In C++ one can have recursive template. Then compiler might be able to optimize code, because every level of recursion would be own function with at least some values for loops being constants. And if we might have overflow, we can first look for solutions mod $2^{32}$ with normal unsigned ints, and only for those possible solutions check if they are real solutions with some arbitrary length interger library.
EDIT: Example happened to be "too easy". Here is another one: $abcd-35bcd-7acd-5abd-3abc+1$. Now I can't see how to factor parts like suggested on first answer.
But is there better approach? Or ready code for this?
 A: If you call $e$ the product $bc$, the equation is written as $ade+2ae+ad=3+3de$.
Now study the following cases:
(1). $3\mid{a}$; in this case the equation has no solution.
[Let $a=3k$, hence $k(de+2e+d)=de+1$. But we always have $k(de+2e+d)>de+1$ as $k,e,g\geq1$.]
(2). $a=1$; in this case the equation has no solution.
[In this case $2e+d=2de+3$. Therefore $2de-2e-d+3=0$, hence $2(de-e-d+1)+d+1=0$ and $2(d-1)(e-1)+d+1=0$, impossible.]
(3). $a=2$. There are only two solutions.
[In this case $2(de+2e+d)=3(de+1)$, hence $4e+2d=de+3$. Therefore $d,e$ are odd. Let $d=2x+1$ and $e=2y+1$, $x,y\geq0$, then $3y+x+1=2xy$. Since $y(2x-3)=x+1$, then $2x-3\mid{x+1}$. In particular $2x-3\leq{x+1}$, and $x\leq4$. The solutions are $(x,y)=(4,1),(2,3)$, hence $(d,e)=(9,3),(5,7)$.]
(4). $3\not\mid{a}$ and $a>2$; in this case the equation has no solution.
[In this case $a(de+2e+d)=3(de+1)$, hence $3\mid{de+2e+d}$. And $3\mid{d}$ if, and only if, $3\mid{e}$. If $d,e\not\equiv{0}\pmod{3}$, then the only possibility is $d\equiv{2}\pmod{3}$ and $e\equiv{1}\pmod{3}$.
(4.1).
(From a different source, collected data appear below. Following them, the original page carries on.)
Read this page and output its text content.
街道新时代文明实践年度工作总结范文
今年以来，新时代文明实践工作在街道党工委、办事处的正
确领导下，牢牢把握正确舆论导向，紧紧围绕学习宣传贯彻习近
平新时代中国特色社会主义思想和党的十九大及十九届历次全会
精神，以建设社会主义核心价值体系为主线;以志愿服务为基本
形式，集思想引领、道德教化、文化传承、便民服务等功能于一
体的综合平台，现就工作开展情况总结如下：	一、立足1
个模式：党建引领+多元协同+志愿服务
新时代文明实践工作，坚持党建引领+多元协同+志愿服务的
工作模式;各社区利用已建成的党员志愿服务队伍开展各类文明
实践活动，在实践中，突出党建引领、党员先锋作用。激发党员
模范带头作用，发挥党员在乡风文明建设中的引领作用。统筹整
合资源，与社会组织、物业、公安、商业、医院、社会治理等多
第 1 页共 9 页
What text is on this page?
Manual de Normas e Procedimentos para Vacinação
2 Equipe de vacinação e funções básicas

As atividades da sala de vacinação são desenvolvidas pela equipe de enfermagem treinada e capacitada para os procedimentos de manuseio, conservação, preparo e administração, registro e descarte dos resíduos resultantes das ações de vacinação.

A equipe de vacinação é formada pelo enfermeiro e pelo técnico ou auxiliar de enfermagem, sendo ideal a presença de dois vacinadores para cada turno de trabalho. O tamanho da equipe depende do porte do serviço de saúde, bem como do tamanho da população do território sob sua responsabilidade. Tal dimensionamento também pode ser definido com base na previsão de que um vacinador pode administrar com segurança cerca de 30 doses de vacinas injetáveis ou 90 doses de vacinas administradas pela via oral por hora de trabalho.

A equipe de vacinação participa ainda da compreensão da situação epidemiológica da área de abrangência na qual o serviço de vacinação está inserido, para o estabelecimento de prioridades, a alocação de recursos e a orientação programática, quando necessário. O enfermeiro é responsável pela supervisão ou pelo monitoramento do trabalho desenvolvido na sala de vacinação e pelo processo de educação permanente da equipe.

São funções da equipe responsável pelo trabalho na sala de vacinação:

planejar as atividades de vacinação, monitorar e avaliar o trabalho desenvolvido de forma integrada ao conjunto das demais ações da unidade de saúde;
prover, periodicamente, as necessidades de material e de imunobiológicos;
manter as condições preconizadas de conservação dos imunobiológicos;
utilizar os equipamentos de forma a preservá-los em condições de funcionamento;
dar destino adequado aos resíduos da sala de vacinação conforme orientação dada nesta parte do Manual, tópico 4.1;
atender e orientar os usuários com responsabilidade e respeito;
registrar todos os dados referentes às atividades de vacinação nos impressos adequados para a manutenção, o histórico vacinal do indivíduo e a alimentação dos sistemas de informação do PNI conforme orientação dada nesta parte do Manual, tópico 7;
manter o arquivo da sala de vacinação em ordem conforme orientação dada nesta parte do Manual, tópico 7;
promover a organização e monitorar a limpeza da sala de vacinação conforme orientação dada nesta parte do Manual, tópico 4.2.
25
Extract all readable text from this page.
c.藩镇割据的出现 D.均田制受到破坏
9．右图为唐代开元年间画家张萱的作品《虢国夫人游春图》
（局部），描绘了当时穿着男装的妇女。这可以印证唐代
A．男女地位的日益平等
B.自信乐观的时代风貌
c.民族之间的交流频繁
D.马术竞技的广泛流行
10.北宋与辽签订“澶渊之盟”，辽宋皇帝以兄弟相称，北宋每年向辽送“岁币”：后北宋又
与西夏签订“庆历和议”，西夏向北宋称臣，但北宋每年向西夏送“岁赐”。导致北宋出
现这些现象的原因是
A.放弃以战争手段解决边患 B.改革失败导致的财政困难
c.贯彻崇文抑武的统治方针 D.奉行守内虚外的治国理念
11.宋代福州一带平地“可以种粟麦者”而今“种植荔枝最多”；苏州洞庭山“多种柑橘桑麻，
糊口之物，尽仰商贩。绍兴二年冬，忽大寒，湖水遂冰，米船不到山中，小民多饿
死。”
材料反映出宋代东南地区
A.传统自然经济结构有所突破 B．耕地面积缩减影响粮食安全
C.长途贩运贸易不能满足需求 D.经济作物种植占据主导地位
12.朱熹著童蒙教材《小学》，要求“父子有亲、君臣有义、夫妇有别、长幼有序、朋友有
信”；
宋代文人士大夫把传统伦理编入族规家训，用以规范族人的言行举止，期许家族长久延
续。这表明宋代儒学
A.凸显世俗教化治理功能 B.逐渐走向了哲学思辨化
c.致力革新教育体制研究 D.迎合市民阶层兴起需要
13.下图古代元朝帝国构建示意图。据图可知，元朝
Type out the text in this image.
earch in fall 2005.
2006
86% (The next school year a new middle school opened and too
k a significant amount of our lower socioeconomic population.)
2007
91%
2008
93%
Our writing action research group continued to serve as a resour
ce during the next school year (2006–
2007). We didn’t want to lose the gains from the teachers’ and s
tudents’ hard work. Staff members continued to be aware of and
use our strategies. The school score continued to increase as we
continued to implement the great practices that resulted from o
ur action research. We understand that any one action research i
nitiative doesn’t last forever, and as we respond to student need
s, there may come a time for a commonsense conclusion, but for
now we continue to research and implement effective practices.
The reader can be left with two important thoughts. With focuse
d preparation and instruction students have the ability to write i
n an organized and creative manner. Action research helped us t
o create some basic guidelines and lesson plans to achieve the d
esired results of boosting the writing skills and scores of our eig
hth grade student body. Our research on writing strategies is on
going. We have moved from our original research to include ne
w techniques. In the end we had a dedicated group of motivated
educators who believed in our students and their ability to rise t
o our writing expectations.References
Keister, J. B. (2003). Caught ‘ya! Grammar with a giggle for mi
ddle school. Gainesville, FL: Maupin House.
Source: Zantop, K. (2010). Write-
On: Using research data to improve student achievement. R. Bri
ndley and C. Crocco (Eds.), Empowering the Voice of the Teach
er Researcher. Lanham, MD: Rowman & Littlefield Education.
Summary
If $d,e\equiv{0}\pmod{3}$, let $d=3x$, $e=3y$, hence
$a(de+2e+d)=3(de+1)$; $a(3^2xy+2\times3y+3x)=3(3^2xy+1)$ and $a(3xy+2y+x)=3^2xy+1$, which impossible as $a>3$, $x,y\geq1$.
(4.2). If $d,e\not\equiv{0}\pmod{3}$, let $d\equiv{2}\pmod{3}$ and $e\equiv{1}\pmod{3}$. Let $d=3x+2$, $e=3y+1$, hence
$a(de+2e+d)=3(de+1)$; $a((3x+2)(3y+1)+2(3y+1)+3x+2)=3((3x+2)(3y+1)+1)$ and $a(3xy+4y+2x+2)=3(3xy+2y+x+1)$; which is impossible as $a>3$, $x,y\geq1$.]
Therefore the positive integer solutions to the original equation are: $(a,b,c,d)=(2,3,1,9),(2,1,3,9),(2,1,7,5)$ and $(2,7,1,5)$.